1. A storage means for storing a character string input in the past is provided, and the character string stored in the storage means is referred to,
A data compression device that compresses the amount of data that represents a character string by detecting repeatedly input partial character strings, and determines whether the input character is the first character of the partial character string. A matching position storage unit that stores, as a matching position, an address of the storage unit in which a character matching the input character is stored when the character determining unit determines the input character as a leading character. Each time a character following the character discriminated by the character discriminating means is inputted as the first character, it is stored in the storage means while sequentially changing the address from the coincident position according to the input of the character. The reading means for reading out the character, the comparing means for comparing the inputted character with the character read out from the storing means, and the character for judging the input character Counting means for counting the length of the partial character string stored in the storage means by counting the number of times that the comparison means has matched after determining that the character is input, and the character determination means is input. After the character is discriminated as the first character, and when the comparison result of the comparison means does not match,
A data compression apparatus comprising: a code generation unit that generates a code word representing a partial character string stored in the storage unit from the coincidence position and the number of characters counted by the counting unit.

2. The data compression apparatus according to claim 1, further comprising a writing unit that writes the input character into the storage unit whenever the character is input.

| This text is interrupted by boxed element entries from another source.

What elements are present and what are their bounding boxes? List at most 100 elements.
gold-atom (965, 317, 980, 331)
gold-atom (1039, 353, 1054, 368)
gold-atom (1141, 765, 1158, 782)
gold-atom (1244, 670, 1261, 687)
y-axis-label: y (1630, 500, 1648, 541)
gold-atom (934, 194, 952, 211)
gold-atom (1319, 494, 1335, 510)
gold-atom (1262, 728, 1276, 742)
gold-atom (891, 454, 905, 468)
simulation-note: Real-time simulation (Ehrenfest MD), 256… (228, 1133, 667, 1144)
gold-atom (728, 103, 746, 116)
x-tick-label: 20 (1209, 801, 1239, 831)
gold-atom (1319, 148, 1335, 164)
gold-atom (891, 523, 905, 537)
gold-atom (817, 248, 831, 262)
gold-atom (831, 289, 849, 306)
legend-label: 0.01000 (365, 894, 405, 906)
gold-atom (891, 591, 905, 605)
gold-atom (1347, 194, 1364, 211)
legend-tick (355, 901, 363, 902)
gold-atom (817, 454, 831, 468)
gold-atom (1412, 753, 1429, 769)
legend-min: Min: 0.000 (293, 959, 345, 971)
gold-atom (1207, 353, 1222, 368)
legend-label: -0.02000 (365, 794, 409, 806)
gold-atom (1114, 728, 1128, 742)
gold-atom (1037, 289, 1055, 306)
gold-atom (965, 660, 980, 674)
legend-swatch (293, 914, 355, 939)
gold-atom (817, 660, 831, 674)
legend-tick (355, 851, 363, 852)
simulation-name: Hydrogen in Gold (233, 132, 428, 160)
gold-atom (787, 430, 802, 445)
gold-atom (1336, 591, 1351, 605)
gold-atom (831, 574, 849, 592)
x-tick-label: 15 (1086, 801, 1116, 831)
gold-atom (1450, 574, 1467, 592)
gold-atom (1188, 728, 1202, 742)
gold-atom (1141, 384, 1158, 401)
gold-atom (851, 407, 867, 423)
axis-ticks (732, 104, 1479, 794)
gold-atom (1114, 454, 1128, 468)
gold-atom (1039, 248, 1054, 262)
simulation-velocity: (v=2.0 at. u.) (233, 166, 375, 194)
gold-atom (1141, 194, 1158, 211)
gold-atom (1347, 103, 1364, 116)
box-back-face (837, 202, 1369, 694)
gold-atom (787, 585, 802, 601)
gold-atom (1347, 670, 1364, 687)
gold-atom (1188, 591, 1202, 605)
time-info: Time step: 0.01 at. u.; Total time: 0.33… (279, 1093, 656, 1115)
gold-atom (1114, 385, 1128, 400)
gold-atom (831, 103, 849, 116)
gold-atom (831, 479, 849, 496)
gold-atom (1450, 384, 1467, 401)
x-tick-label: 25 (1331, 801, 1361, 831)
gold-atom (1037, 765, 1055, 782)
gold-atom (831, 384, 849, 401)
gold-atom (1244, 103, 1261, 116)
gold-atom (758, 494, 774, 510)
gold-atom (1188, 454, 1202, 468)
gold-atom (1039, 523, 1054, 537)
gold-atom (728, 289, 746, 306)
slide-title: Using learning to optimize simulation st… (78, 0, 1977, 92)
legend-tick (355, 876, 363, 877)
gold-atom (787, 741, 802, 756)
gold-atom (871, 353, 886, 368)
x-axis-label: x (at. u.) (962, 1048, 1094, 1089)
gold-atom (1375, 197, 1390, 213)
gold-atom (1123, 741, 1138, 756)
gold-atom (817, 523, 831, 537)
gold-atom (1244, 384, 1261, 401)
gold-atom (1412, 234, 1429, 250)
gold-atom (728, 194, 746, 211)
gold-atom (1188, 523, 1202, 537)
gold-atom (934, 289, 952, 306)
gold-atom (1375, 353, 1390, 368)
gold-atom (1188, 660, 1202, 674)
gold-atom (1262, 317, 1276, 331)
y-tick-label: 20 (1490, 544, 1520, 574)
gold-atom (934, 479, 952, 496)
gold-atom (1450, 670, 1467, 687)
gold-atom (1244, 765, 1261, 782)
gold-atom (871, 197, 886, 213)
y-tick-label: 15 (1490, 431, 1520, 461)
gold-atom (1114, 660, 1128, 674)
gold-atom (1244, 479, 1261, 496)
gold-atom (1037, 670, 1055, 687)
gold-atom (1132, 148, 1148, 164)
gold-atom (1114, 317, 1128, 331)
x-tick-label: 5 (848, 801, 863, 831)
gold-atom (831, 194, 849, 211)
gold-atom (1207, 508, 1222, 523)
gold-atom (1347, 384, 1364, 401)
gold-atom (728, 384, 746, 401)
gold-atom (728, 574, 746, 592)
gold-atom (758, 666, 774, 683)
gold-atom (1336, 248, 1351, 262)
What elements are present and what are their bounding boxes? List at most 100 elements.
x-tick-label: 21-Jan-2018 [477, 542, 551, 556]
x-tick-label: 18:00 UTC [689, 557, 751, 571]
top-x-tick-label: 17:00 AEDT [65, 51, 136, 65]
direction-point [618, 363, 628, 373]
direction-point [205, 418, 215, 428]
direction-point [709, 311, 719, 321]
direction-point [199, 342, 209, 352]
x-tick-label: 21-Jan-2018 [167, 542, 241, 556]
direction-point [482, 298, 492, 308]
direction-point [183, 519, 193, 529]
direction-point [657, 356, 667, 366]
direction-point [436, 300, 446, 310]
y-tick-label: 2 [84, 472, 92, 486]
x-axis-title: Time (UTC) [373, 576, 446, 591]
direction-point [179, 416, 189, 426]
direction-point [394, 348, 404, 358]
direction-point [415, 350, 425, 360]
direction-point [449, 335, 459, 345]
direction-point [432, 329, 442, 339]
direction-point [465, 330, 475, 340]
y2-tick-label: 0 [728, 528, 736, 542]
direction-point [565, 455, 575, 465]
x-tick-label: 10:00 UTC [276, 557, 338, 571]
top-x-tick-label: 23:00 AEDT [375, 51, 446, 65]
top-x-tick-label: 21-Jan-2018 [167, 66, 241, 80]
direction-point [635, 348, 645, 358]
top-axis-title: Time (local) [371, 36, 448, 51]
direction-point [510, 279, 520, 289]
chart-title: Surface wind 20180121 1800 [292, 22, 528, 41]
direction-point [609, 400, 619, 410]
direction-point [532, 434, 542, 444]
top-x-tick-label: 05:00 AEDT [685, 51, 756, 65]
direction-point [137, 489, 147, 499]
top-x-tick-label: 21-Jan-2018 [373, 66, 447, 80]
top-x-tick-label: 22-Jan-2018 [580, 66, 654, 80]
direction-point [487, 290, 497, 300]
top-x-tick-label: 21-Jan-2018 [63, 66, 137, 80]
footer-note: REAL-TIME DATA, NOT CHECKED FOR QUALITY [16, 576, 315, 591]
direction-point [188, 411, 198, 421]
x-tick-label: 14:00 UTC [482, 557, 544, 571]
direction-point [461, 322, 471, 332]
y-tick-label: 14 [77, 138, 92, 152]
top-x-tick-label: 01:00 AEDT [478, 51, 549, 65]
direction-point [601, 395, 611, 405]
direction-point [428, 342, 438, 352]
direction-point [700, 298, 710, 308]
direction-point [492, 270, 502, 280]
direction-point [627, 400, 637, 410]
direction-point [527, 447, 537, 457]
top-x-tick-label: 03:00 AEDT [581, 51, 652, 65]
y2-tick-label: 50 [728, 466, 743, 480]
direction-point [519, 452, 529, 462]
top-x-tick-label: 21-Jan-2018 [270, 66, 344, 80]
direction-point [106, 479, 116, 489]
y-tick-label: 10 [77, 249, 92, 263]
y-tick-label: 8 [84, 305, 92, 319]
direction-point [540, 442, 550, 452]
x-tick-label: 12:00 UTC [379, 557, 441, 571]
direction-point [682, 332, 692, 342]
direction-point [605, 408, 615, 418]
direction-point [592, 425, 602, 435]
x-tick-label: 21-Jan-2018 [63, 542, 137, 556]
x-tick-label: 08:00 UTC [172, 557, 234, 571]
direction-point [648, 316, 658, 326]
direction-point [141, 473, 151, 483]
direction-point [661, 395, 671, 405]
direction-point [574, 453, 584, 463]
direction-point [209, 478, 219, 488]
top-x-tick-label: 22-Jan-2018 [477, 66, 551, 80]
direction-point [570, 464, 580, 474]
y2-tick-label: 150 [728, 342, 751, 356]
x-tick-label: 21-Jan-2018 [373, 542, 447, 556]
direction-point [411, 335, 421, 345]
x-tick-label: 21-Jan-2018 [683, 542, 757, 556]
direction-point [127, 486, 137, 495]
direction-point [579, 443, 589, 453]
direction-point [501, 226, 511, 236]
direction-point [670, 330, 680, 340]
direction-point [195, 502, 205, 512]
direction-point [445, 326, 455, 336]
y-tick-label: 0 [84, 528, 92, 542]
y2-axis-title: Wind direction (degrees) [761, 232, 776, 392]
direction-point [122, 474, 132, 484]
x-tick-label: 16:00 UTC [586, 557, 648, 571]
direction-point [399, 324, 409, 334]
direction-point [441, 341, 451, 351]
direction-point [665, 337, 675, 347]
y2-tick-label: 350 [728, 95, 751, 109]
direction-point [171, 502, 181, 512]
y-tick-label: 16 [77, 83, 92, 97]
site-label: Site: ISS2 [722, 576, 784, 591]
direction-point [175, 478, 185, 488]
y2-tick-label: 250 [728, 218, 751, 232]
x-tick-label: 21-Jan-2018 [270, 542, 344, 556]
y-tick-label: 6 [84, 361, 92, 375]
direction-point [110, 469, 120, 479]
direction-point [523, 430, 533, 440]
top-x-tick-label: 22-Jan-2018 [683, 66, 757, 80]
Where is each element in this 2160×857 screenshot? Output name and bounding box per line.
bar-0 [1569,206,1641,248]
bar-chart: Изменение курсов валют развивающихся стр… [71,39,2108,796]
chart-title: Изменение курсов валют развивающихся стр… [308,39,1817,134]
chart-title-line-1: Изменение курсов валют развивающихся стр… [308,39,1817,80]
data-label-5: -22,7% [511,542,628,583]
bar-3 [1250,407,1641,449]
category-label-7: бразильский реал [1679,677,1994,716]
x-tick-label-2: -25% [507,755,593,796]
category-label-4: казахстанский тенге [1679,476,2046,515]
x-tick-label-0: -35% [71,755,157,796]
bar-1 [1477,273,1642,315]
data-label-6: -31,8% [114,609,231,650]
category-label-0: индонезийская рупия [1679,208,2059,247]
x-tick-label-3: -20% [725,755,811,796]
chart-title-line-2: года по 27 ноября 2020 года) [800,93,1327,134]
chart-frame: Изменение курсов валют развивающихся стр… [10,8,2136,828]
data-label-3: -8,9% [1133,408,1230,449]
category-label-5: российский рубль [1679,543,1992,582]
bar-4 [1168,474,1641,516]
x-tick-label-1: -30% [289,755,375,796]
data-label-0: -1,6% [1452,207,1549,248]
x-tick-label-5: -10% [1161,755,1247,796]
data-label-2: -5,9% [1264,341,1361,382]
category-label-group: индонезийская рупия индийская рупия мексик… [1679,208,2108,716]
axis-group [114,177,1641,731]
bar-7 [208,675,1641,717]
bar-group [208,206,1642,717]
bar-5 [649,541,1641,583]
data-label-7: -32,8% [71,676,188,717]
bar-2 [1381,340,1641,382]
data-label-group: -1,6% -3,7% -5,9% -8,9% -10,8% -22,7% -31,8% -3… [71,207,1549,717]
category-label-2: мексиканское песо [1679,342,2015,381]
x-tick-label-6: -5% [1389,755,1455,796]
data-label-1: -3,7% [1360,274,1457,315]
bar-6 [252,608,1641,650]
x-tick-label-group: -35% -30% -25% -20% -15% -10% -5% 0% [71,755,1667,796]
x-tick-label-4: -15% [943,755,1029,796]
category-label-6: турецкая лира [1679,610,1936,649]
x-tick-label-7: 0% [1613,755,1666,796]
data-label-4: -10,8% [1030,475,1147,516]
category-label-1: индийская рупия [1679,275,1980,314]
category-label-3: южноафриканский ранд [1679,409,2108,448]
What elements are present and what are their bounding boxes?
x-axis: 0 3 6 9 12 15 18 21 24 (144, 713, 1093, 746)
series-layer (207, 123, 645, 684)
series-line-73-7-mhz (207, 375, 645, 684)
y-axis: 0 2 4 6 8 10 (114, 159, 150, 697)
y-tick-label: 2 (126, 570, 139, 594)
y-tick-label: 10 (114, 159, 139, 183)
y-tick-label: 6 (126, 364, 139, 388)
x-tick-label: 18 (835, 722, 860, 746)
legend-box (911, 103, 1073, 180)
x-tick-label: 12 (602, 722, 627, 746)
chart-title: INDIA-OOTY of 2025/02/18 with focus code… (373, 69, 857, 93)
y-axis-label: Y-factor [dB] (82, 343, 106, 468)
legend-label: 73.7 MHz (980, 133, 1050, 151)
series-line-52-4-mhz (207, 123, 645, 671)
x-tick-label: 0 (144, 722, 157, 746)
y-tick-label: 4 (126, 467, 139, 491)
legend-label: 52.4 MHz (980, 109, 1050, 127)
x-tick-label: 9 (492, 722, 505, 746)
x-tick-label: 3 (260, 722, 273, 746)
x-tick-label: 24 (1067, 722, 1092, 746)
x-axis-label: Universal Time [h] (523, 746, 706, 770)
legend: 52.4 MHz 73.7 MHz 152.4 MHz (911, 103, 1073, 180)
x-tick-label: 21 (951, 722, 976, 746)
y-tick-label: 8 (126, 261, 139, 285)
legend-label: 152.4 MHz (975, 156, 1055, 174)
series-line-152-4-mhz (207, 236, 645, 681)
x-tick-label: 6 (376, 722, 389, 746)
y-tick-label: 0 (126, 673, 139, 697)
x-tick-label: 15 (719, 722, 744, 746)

3. A plurality of the matching position storage means are provided, and the reading means sets an address sequentially changed from each matching position stored in the plurality of matching position storage means each time a character is input. When each of the stored characters is read out from the storage means, and the counting means finds among the characters read out from the storage means by the reading means a character that is compared with the input character by the comparing means. When the reading means reads out from the storage means and there is no character that the comparing means compares with the input character, the code generating means performs the counting once. The data compression apparatus according to claim 1 or 2, wherein a code word representing a partial character string stored in is generated.